Photography takes money from strangers through a checkout I built. Six apps are live and usable. The arcade has real accounts, real leaderboards, three finished games. The catalog holds about a hundred songs with writers attached. Cake has years of actual releases and 6M+ plays behind it. The brand system is complete. All of that exists whether or not anything else ever happens.

■ CLOSE, NOT DONE

The preset store and merch store are both designed and priced with checkout not yet wired. The artist toolkit works but the four apps don't share a login yet — that's the current push. Big Studio needs a clear-out before I move in. Split percentages on most songs are still blank. And no release has gone through the whole machine end to end. That last one is the real milestone and I haven't hit it.

■ DESIGNED, NOT BUILT

137Verse is a very good idea and a database. The company structure is drawn, nothing filed. The cartridges exist as designs and 3D prints, not a manufactured run. SPORE works on a bench and has never met a customer. The content operation and the people model are written plans with nobody executing them but me. These are next year's problems and I know it.

05

What I'm Still Chewing On

Not a to-do list. These are the ones I actually go back and forth on, and I don't have a clean answer for any of them.

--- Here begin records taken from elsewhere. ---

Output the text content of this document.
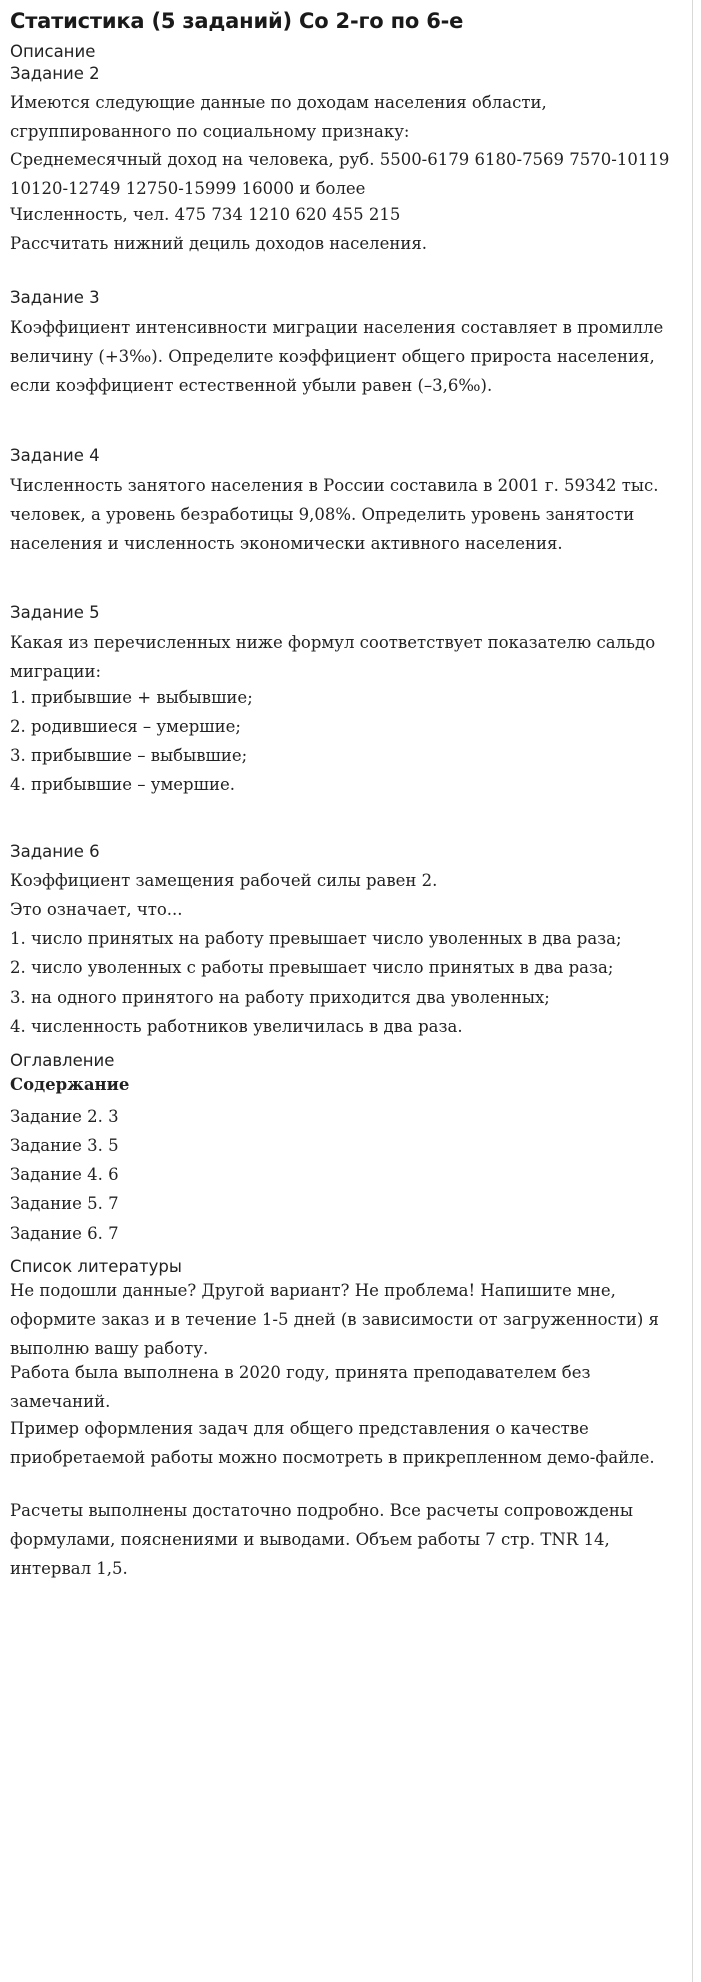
Статистика (5 заданий) Со 2-го по 6-е
Описание
Задание 2

Имеются следующие данные по доходам населения области, сгруппированного по социальному признаку:

Среднемесячный доход на человека, руб. 5500-6179 6180-7569 7570-10119 10120-12749 12750-15999 16000 и более

Численность, чел. 475 734 1210 620 455 215

Рассчитать нижний дециль доходов населения.

Задание 3

Коэффициент интенсивности миграции населения составляет в промилле величину (+3‰). Определите коэффициент общего прироста населения, если коэффициент естественной убыли равен (–3,6‰).

Задание 4

Численность занятого населения в России составила в 2001 г. 59342 тыс. человек, а уровень безработицы 9,08%. Определить уровень занятости населения и численность экономически активного населения.

Задание 5

Какая из перечисленных ниже формул соответствует показателю сальдо миграции:

1. прибывшие + выбывшие;

2. родившиеся – умершие;

3. прибывшие – выбывшие;

4. прибывшие – умершие.

Задание 6

Коэффициент замещения рабочей силы равен 2.

Это означает, что...

1. число принятых на работу превышает число уволенных в два раза;

2. число уволенных с работы превышает число принятых в два раза;

3. на одного принятого на работу приходится два уволенных;

4. численность работников увеличилась в два раза.

Оглавление

Содержание

Задание 2. 3

Задание 3. 5

Задание 4. 6

Задание 5. 7

Задание 6. 7

Список литературы

Не подошли данные? Другой вариант? Не проблема! Напишите мне, оформите заказ и в течение 1-5 дней (в зависимости от загруженности) я выполню вашу работу.

Работа была выполнена в 2020 году, принята преподавателем без замечаний.

Пример оформления задач для общего представления о качестве приобретаемой работы можно посмотреть в прикрепленном демо-файле.

Расчеты выполнены достаточно подробно. Все расчеты сопровождены формулами, пояснениями и выводами. Объем работы 7 стр. TNR 14, интервал 1,5.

Is the software company a business, or is it just tooling for the other businesses? Nine apps is a company. But I built every one of them because something else needed it.
Which release goes first through the whole machine — song, game, cartridge, merch, all at once? Picking wrong burns the best launch I get.
Do I sign artists, or partner with them and teach them to own their own thing? I keep landing on partner. It's slower and it's the whole reason I'd bother.
Does consulting fund everything else, or does it quietly become the actual job? It's the fastest money on this page. That's exactly what makes it dangerous.
When does a cartridge stop being a cool object and start being a product with a factory behind it? A hundred units is a craft project. A thousand is a supply chain.
What's the honest ceiling on all of this if it stays just me? Probably the real question underneath every other one.